KRASNAYA POLYANA, Russia (AP) - Phoebe Mills used to flip for Olympic medals. These days, she decides who wins them.
The 1988 U.S. gymnastics champion and Olympic bronze medalist is working in the snowboarding judging booth at the Sochi Games, giving marks in both the halfpipe and slopestyle contests at Rosa Khutor Extreme Park.
“It was sort of a way to remain involved in snowboarding once I stopped coaching and went into law school,” Mills said. “I had no imagination that it would lead to this.”
Gymnastics. Law school. Snowboarding. She was also a top platform diver in college.
Yes, it is a lot to take in, but the Mills family is, to put it mildly, very ambitious and athletic.
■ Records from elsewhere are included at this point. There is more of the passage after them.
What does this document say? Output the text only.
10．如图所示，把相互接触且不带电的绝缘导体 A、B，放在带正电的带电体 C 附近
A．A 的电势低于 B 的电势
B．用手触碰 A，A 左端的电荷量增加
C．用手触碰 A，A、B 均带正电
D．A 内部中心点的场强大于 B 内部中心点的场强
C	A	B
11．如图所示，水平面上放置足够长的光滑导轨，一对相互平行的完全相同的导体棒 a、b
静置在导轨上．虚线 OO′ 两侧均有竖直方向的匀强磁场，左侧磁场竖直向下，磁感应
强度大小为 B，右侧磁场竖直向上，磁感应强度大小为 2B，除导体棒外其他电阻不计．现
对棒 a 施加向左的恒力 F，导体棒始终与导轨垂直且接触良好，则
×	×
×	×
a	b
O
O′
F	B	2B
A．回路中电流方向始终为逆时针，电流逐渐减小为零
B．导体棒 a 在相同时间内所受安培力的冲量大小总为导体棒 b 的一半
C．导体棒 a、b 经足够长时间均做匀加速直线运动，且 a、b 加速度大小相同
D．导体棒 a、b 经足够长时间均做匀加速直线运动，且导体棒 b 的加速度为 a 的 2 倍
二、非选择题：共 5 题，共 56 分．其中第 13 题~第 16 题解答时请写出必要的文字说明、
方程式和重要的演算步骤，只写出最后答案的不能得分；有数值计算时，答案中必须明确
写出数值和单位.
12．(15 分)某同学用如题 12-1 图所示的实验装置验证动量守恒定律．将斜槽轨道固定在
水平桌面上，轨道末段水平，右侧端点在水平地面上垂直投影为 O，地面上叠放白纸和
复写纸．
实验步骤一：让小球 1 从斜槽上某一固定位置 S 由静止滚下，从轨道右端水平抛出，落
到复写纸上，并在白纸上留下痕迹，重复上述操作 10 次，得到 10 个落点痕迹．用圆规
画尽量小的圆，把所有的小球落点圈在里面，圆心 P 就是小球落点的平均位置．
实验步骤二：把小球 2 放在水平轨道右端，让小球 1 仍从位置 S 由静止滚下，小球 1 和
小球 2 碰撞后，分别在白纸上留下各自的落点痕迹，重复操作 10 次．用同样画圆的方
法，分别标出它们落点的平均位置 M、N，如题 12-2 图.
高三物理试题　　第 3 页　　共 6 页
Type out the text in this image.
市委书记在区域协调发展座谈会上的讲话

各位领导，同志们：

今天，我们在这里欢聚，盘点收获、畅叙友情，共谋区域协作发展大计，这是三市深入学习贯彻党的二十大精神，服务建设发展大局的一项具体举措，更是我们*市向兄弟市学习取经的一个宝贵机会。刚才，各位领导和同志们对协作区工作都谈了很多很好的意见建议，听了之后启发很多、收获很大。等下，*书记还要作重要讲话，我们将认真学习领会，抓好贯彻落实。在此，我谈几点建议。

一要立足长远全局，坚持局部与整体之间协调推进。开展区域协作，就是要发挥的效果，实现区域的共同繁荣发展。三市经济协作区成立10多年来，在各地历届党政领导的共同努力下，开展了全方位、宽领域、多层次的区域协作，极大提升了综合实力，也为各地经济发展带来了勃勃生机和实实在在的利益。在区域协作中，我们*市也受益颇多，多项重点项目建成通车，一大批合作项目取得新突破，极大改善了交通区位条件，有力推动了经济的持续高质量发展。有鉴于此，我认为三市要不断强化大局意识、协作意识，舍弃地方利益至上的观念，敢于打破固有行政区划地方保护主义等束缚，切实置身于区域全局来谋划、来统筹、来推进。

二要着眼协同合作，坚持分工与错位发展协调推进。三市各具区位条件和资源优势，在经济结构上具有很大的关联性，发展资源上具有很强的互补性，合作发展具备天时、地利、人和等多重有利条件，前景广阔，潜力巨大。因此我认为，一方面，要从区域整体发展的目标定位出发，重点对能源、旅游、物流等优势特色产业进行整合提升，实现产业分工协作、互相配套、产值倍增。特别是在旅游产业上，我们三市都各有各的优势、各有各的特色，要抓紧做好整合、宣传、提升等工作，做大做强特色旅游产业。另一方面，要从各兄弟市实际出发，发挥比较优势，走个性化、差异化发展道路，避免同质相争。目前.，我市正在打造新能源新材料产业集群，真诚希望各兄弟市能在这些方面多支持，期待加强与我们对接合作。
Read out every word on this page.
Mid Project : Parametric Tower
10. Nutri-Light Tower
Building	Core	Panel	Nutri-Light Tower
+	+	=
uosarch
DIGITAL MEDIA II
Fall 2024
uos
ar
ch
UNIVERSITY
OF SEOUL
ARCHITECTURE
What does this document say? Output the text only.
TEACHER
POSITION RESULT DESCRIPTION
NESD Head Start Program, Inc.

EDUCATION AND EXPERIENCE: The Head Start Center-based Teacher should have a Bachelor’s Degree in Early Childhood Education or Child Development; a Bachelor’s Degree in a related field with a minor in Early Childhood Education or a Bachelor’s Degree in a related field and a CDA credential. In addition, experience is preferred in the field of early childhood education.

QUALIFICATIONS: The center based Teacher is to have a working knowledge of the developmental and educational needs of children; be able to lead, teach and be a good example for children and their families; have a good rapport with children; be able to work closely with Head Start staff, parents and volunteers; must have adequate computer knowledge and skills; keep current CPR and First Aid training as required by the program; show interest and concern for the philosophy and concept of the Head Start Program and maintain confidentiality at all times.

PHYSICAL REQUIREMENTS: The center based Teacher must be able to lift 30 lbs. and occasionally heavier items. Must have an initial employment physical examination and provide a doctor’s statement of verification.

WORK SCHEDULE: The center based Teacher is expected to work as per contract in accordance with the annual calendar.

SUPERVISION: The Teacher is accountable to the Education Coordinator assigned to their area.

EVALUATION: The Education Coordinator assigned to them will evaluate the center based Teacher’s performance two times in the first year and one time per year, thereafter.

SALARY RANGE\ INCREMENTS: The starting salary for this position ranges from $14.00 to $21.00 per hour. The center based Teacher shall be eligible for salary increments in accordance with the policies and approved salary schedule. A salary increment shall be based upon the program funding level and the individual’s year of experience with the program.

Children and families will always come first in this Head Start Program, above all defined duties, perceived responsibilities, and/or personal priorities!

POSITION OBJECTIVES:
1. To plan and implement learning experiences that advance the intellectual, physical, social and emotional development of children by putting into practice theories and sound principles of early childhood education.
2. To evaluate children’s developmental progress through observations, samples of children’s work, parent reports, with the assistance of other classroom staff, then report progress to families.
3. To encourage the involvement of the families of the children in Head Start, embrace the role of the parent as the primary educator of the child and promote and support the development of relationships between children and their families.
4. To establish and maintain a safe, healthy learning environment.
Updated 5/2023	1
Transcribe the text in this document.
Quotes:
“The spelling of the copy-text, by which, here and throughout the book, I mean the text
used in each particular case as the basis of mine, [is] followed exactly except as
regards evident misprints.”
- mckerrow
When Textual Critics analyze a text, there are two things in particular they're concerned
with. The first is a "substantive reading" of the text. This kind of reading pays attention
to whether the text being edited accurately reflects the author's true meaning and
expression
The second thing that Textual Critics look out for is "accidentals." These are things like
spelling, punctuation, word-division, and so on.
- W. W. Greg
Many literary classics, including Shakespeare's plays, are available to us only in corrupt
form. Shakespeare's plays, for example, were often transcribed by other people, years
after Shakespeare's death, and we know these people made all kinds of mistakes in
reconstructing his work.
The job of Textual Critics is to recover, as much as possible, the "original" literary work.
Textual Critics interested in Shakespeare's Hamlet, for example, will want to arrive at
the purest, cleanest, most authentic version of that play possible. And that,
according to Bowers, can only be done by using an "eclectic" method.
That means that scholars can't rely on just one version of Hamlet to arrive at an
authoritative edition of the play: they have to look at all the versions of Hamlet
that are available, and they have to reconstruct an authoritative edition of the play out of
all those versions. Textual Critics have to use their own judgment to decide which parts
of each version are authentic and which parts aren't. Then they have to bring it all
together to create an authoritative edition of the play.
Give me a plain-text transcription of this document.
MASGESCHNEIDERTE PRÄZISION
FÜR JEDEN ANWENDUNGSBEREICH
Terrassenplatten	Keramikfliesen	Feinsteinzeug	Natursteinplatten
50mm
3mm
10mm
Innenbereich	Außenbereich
Phoebe is one of four world-class athletes among the Mills kids. Her older brother, Nathaniel, is a three-time Olympian in speedskating. Her younger sister, Jessica, was the junior world champion in figure skating in 1989. Brother Lucas was on the U.S. speedskating team for a few years. (Another brother, Whitaker, is a professional opera singer in London.)
Mills, 41, fell into snowboarding after college during a visit to Vail to see Jessica. It was the late 1990s, around the time the sport was introduced to the Olympics.
She returned to Vermont and took it up more seriously and a friend running the school at the Okemo Mountain Resort, snowboarding guru Gordon Robbins, recognized the talent and told her to go all in for the sport.
Mills did and became a teacher, which is still essentially her day job as director of operations for the Woodward Tahoe snowboarding school in California.
A natural shift from gymnastics to snowboarding? Not really.
“I chose it because it was so different, more a lifestyle sport and outside in the environment,” Mills said. “After doing it for a while, I realized that, oh, some things do relate. I saw the connections. But in the end, it’s a pretty different sport.”
Mills got her law degree and practiced environmental law for a about four years before giving that up and heading back to teach on the slopes.
Meanwhile, she kept her hand in judging. She served as the lead judge for a handful of U.S. contests this winter leading to the Olympics.
Now, the ultimate honor - a spot on the six-person Olympic panel.
The slopestyle contest brought some griping from the riders about the judging, which favored more technical tricks over the biggest jumps. Mills knows that drill. She learned early in her gymnastics career to not put all her self-worth in what the judges thought. She advises the riders to take the same attitude, even though it’s her word they’ll be playing down.
“I knew what I was capable of doing, what was a good routine for myself. I’d coach my kids in the same manner,” she said. “But on other side of it, we are really focused on making sure the results are correct and people on the results sheet are in the right order.”